In a memo, Roberts cautioned that Reagan himself might become entangled in the controversy since Gorsuch was "a presidential appointee carrying out a presidential directive" when she refused to share subpoenaed documents with a House subcommittee.
If that happened, wrote Roberts, it "could be very politically damaging. With Mrs. Gorsuch in the case there is at least a 'buffer' separating the president from the dispute."
Years later, in 1999, as a partner in the Hogan & Hartson law firm here, Roberts was asked to give a presentation at a conference held by the National Mining Association. He offered "several pointers" on how the group might get their views heard by judges.
The "flood of increasingly partisan" friend-of-the-court briefs in recent high-profile appeals cases "raises the question of whether the briefs are read at all, let alone whether they influence the eventual outcome of a case," he advised the mining group.
In 1990, Roberts persuaded the Supreme Court to overturn a lower court ruling in a lawsuit brought by the National Wildlife Federation challenging mining operations in Wyoming and Arizona. He argued successfully that the lower court shouldn't have heard the case since it was based on "vague" claims by two federation members that the mining activities impaired their enjoyment of the land.
Bader said Roberts may be "a hair more conservative" than O'Connor on the issue of when someone has legal standing to sue in court. Roberts may be "a bit more willing to kick out lawsuits from people who don't really have injuries," Bader said.
Just two months ago, Roberts backed the Interior Department in a case challenging oil leases it had issued. Writing for an appeals court majority, Roberts said courts should defer to an agency's view where regulations are complex and highly technical.

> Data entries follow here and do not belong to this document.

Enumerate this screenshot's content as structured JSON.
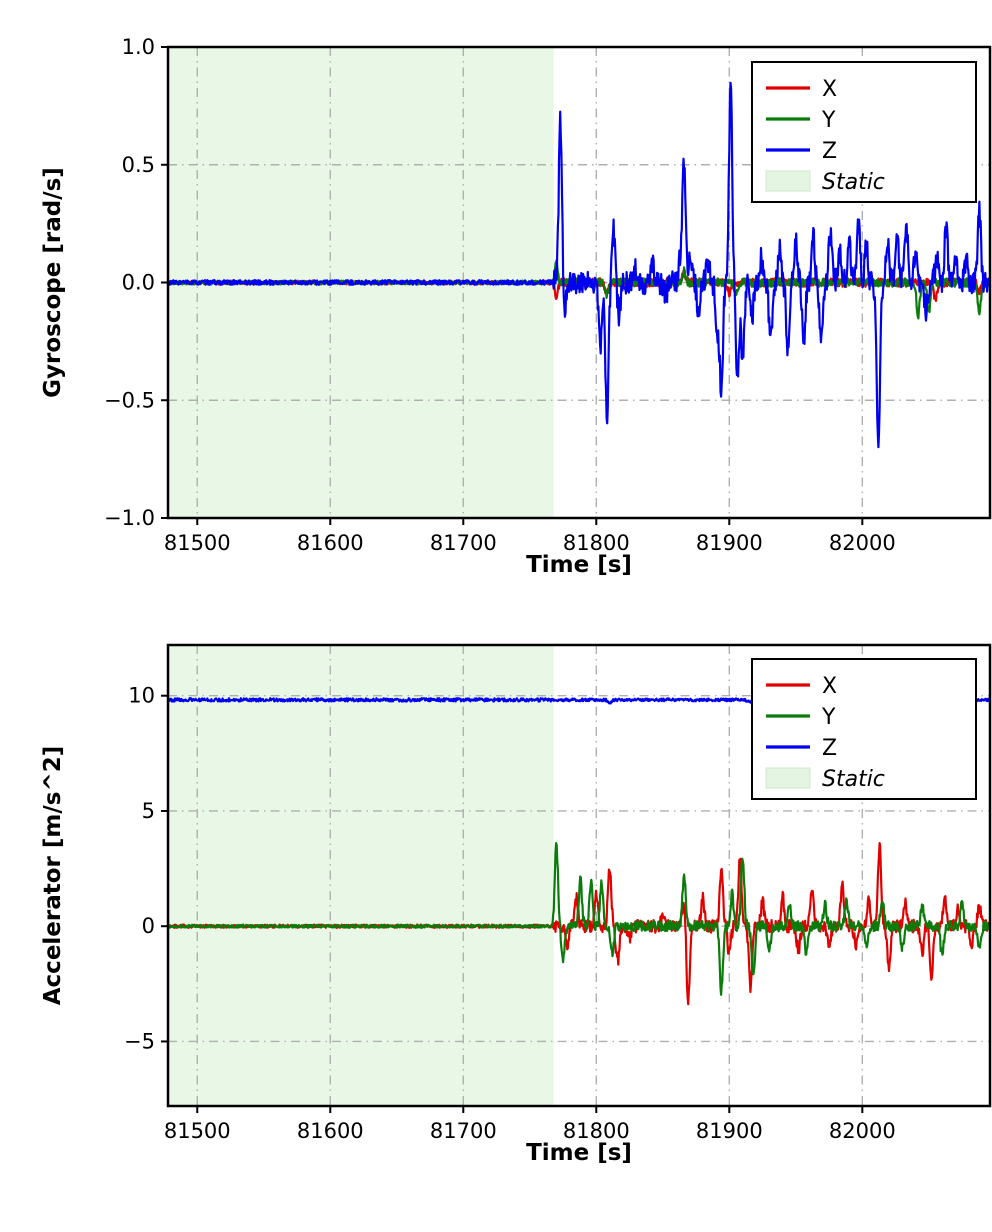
{
  "figure": {
    "background": "#ffffff",
    "grid_color": "#b0b0b0",
    "spine_color": "#000000"
  },
  "chart_data": [
    {
      "type": "line",
      "title": "",
      "xlabel": "Time [s]",
      "ylabel": "Gyroscope [rad/s]",
      "xlim": [
        81478,
        82096
      ],
      "ylim": [
        -1.0,
        1.0
      ],
      "xticks": [
        81500,
        81600,
        81700,
        81800,
        81900,
        82000
      ],
      "xtick_labels": [
        "81500",
        "81600",
        "81700",
        "81800",
        "81900",
        "82000"
      ],
      "yticks": [
        1.0,
        0.5,
        0.0,
        -0.5,
        -1.0
      ],
      "ytick_labels": [
        "1.0",
        "0.5",
        "0.0",
        "−0.5",
        "−1.0"
      ],
      "grid": "dashdot",
      "legend": {
        "position": "upper right",
        "entries": [
          {
            "label": "X",
            "color": "#e00000",
            "type": "line",
            "italic": false
          },
          {
            "label": "Y",
            "color": "#0b7c0b",
            "type": "line",
            "italic": false
          },
          {
            "label": "Z",
            "color": "#0000f0",
            "type": "line",
            "italic": false
          },
          {
            "label": "Static",
            "color": "#e4f5e2",
            "type": "patch",
            "italic": true
          }
        ]
      },
      "static_region": {
        "start": 81478,
        "end": 81768,
        "color": "#e9f7e7",
        "label": "Static"
      },
      "series": [
        {
          "name": "X",
          "color": "#e00000",
          "baseline": 0,
          "noise_pre": 0.008,
          "noise_post": 0.018,
          "event_start": 81768,
          "spike_width": 1.7,
          "seed": 11,
          "spikes": [
            [
              81770,
              -0.06
            ],
            [
              81808,
              -0.05
            ],
            [
              81866,
              0.04
            ],
            [
              81900,
              -0.05
            ],
            [
              82055,
              -0.07
            ],
            [
              82088,
              -0.04
            ]
          ]
        },
        {
          "name": "Y",
          "color": "#0b7c0b",
          "baseline": 0,
          "noise_pre": 0.008,
          "noise_post": 0.018,
          "event_start": 81768,
          "spike_width": 1.7,
          "seed": 22,
          "spikes": [
            [
              81770,
              0.08
            ],
            [
              81808,
              -0.06
            ],
            [
              81866,
              0.05
            ],
            [
              81905,
              -0.06
            ],
            [
              82042,
              -0.14
            ],
            [
              82050,
              -0.12
            ],
            [
              82088,
              -0.12
            ]
          ]
        },
        {
          "name": "Z",
          "color": "#0000f0",
          "baseline": 0,
          "noise_pre": 0.01,
          "noise_post": 0.05,
          "event_start": 81768,
          "spike_width": 1.7,
          "seed": 33,
          "spikes": [
            [
              81773,
              0.7
            ],
            [
              81776,
              -0.12
            ],
            [
              81803,
              -0.28
            ],
            [
              81808,
              -0.58
            ],
            [
              81813,
              0.22
            ],
            [
              81817,
              -0.14
            ],
            [
              81830,
              0.06
            ],
            [
              81842,
              0.08
            ],
            [
              81852,
              -0.06
            ],
            [
              81863,
              0.1
            ],
            [
              81866,
              0.52
            ],
            [
              81871,
              0.12
            ],
            [
              81877,
              -0.12
            ],
            [
              81884,
              0.08
            ],
            [
              81891,
              -0.2
            ],
            [
              81894,
              -0.45
            ],
            [
              81901,
              0.83
            ],
            [
              81906,
              -0.4
            ],
            [
              81910,
              -0.35
            ],
            [
              81917,
              -0.15
            ],
            [
              81924,
              0.1
            ],
            [
              81931,
              -0.26
            ],
            [
              81938,
              0.14
            ],
            [
              81944,
              -0.3
            ],
            [
              81950,
              0.18
            ],
            [
              81956,
              -0.28
            ],
            [
              81963,
              0.2
            ],
            [
              81969,
              -0.25
            ],
            [
              81976,
              0.22
            ],
            [
              81983,
              0.12
            ],
            [
              81990,
              0.18
            ],
            [
              81997,
              0.25
            ],
            [
              82003,
              0.15
            ],
            [
              82012,
              -0.72
            ],
            [
              82019,
              0.18
            ],
            [
              82026,
              0.22
            ],
            [
              82033,
              0.26
            ],
            [
              82040,
              0.14
            ],
            [
              82048,
              -0.12
            ],
            [
              82056,
              0.1
            ],
            [
              82063,
              0.24
            ],
            [
              82070,
              0.12
            ],
            [
              82078,
              0.1
            ],
            [
              82088,
              0.3
            ]
          ]
        }
      ]
    },
    {
      "type": "line",
      "title": "",
      "xlabel": "Time [s]",
      "ylabel": "Accelerator [m/s^2]",
      "xlim": [
        81478,
        82096
      ],
      "ylim": [
        -7.8,
        12.2
      ],
      "xticks": [
        81500,
        81600,
        81700,
        81800,
        81900,
        82000
      ],
      "xtick_labels": [
        "81500",
        "81600",
        "81700",
        "81800",
        "81900",
        "82000"
      ],
      "yticks": [
        10,
        5,
        0,
        -5
      ],
      "ytick_labels": [
        "10",
        "5",
        "0",
        "−5"
      ],
      "grid": "dashdot",
      "legend": {
        "position": "upper right",
        "entries": [
          {
            "label": "X",
            "color": "#e00000",
            "type": "line",
            "italic": false
          },
          {
            "label": "Y",
            "color": "#0b7c0b",
            "type": "line",
            "italic": false
          },
          {
            "label": "Z",
            "color": "#0000f0",
            "type": "line",
            "italic": false
          },
          {
            "label": "Static",
            "color": "#e4f5e2",
            "type": "patch",
            "italic": true
          }
        ]
      },
      "static_region": {
        "start": 81478,
        "end": 81768,
        "color": "#e9f7e7",
        "label": "Static"
      },
      "series": [
        {
          "name": "X",
          "color": "#e00000",
          "baseline": 0,
          "noise_pre": 0.07,
          "noise_post": 0.28,
          "event_start": 81768,
          "spike_width": 1.7,
          "seed": 44,
          "spikes": [
            [
              81778,
              -0.8
            ],
            [
              81785,
              1.2
            ],
            [
              81800,
              1.5
            ],
            [
              81810,
              2.5
            ],
            [
              81816,
              -1.6
            ],
            [
              81825,
              -0.5
            ],
            [
              81850,
              0.5
            ],
            [
              81866,
              1.0
            ],
            [
              81869,
              -3.2
            ],
            [
              81880,
              1.2
            ],
            [
              81894,
              2.6
            ],
            [
              81900,
              -1.2
            ],
            [
              81908,
              2.9
            ],
            [
              81916,
              -2.7
            ],
            [
              81925,
              1.0
            ],
            [
              81940,
              1.3
            ],
            [
              81952,
              -1.1
            ],
            [
              81962,
              1.6
            ],
            [
              81975,
              -1.0
            ],
            [
              81985,
              1.9
            ],
            [
              81995,
              -0.8
            ],
            [
              82005,
              1.2
            ],
            [
              82013,
              3.5
            ],
            [
              82020,
              -1.8
            ],
            [
              82032,
              1.1
            ],
            [
              82045,
              -1.2
            ],
            [
              82052,
              -2.1
            ],
            [
              82062,
              1.1
            ],
            [
              82072,
              0.8
            ],
            [
              82082,
              -1.0
            ],
            [
              82088,
              0.9
            ]
          ]
        },
        {
          "name": "Y",
          "color": "#0b7c0b",
          "baseline": 0,
          "noise_pre": 0.06,
          "noise_post": 0.22,
          "event_start": 81768,
          "spike_width": 1.7,
          "seed": 55,
          "spikes": [
            [
              81770,
              3.5
            ],
            [
              81775,
              -1.5
            ],
            [
              81788,
              2.0
            ],
            [
              81796,
              1.9
            ],
            [
              81804,
              1.8
            ],
            [
              81812,
              -1.2
            ],
            [
              81866,
              2.2
            ],
            [
              81894,
              -2.8
            ],
            [
              81902,
              1.4
            ],
            [
              81910,
              3.0
            ],
            [
              81918,
              -2.3
            ],
            [
              81930,
              -1.0
            ],
            [
              81945,
              1.0
            ],
            [
              81958,
              -1.2
            ],
            [
              81972,
              0.9
            ],
            [
              81988,
              1.1
            ],
            [
              82003,
              -0.9
            ],
            [
              82015,
              1.2
            ],
            [
              82030,
              -1.0
            ],
            [
              82045,
              0.9
            ],
            [
              82060,
              -1.3
            ],
            [
              82075,
              1.0
            ],
            [
              82088,
              -0.9
            ]
          ]
        },
        {
          "name": "Z",
          "color": "#0000f0",
          "baseline": 9.82,
          "noise_pre": 0.07,
          "noise_post": 0.06,
          "event_start": 81768,
          "spike_width": 1.7,
          "seed": 66,
          "spikes": [
            [
              81810,
              -0.15
            ],
            [
              81915,
              -0.1
            ]
          ]
        }
      ]
    }
  ]
}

A hint of Roberts' views on land use and endangered species may be found in a 2003 case in which the judge took a minority view over the protection of a California toad.
Noting that the federal government's authority was based on its regulation of interstate commerce, Roberts wondered why the Interior Department should be "regulating the taking of a hapless toad that, for reasons of its own, lives its entire life in California."
Many environment laws are based on government's constitutional power to regulate interstate commerce, says Glenn Sugameli of Earthjustice, a law firm devoted to environmental protection. He said Roberts' views expressed in the California toad case "does raise serious questions" about how he might view "the constitutionality of important protections under the Endangered Species Act."